Zap-and-freeze’ technique used to watch human brain cell communication
Researchers say they have used a “zap-and-freeze” technology to watch hard-to-see brain cell communications in living brain tissue from mice and humans.
Findings from the new experiments published in Neuron, could potentially help scientists find the root causes of nonheritable forms of Parkinson’s disease, the researchers say.
Sporadic cases of Parkinson’s disease account for most cases of the neurodegenerative disorder, according to the Parkinson’s Foundation. The condition is marked by disruptions to the signaling point between two brain cells. That connection point, known as a synapse, is notoriously difficult to study, says the senior author.
“We hope this new technique of visualizing synaptic membrane dynamics in live brain tissue samples can help us understand similarities and differences in nonheritable and heritable forms of the condition,” the author says. Eventually, he says, this approach could help lead to the development of treatments for the neurodegenerative disorder.

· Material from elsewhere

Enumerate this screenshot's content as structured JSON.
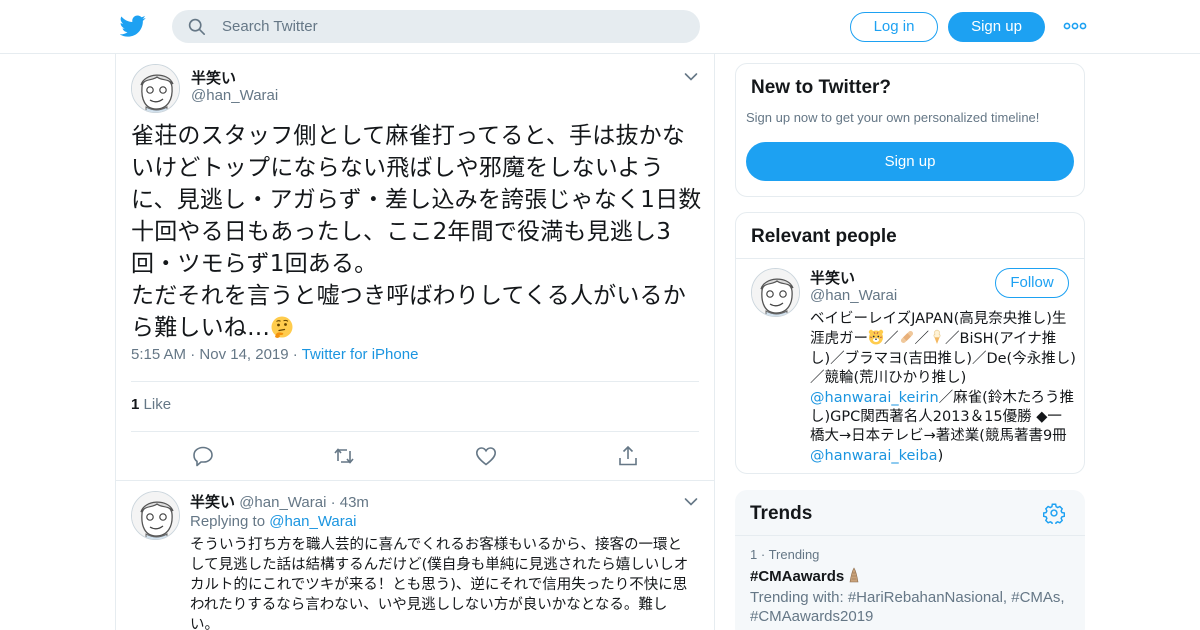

In healthy brains, synaptic vesicles, or message-carrying bubbles within brain cells, help transfer information from cell to cell in a process key to information processing, learning and forming memories. Understanding this process is critical for identifying where cellular communication breaks down in neurodegenerative conditions, the author says.
Previously, the senior author helped develop the zap-and-freeze technique to allow for a closer look at synaptic membrane movements (these results were published in 2020 in Nature Neuroscience). Essentially, the technique involves using an electrical pulse to stimulate living brain tissue and then freezing the tissues rapidly to capture cell movement for electron microscopy observation.
In a study published earlier this year in Nature Neuroscience, the author used the approach in the brains of genetically engineered mice to understand how a key protein, intersectin, keeps synaptic vesicles in a particular location within a brain cell until they are ready to be released to activate a neighboring brain cell.
For the new study, the researchers used samples from the brains of normal mice as well as living cortical brain tissue sampled with permission from six individuals undergoing surgical treatment for epilepsy. The surgical procedures were medically necessary to remove lesions from the brain’s hippocampus.
The researchers first validated the zap-and-freeze approach by observing calcium signaling, a process that triggers neurons to release neurotransmitters in living mouse brain tissues.
Next, the scientists stimulated neurons in mouse brain tissue with the zap-and-freeze approach and observed where synaptic vesicles fuse with brain cell membranes and then release chemicals called neurotransmitters that reach other brain cells. The scientists then observed how mouse brain cells recycle synaptic vesicles after they are used for neuronal communication, a process known as endocytosis that allows material to be taken up by neurons.
The researchers then applied the zap-and-freeze technique to brain tissue samples from people with epilepsy, and observed the same synaptic vesicle recycling pathway operating in human neurons.
In both mouse and human brain samples, the protein Dynamin1xA, which is essential for ultrafast synaptic membrane recycling, was present where endocytosis is thought to occur on the membrane of the synapse.
“Our findings indicate that the molecular mechanism of ultrafast endocytosis is conserved between mice and human brain tissues,” the author says, suggesting that the investigations in these models are valuable for understanding human biology.
In future experiments, the senior author says he hopes to leverage the zap-and-freeze technique to study synaptic vesicle dynamics in brain tissue samples taken with permission from patients with Parkinson’s disease undergoing deep brain tissue stimulation.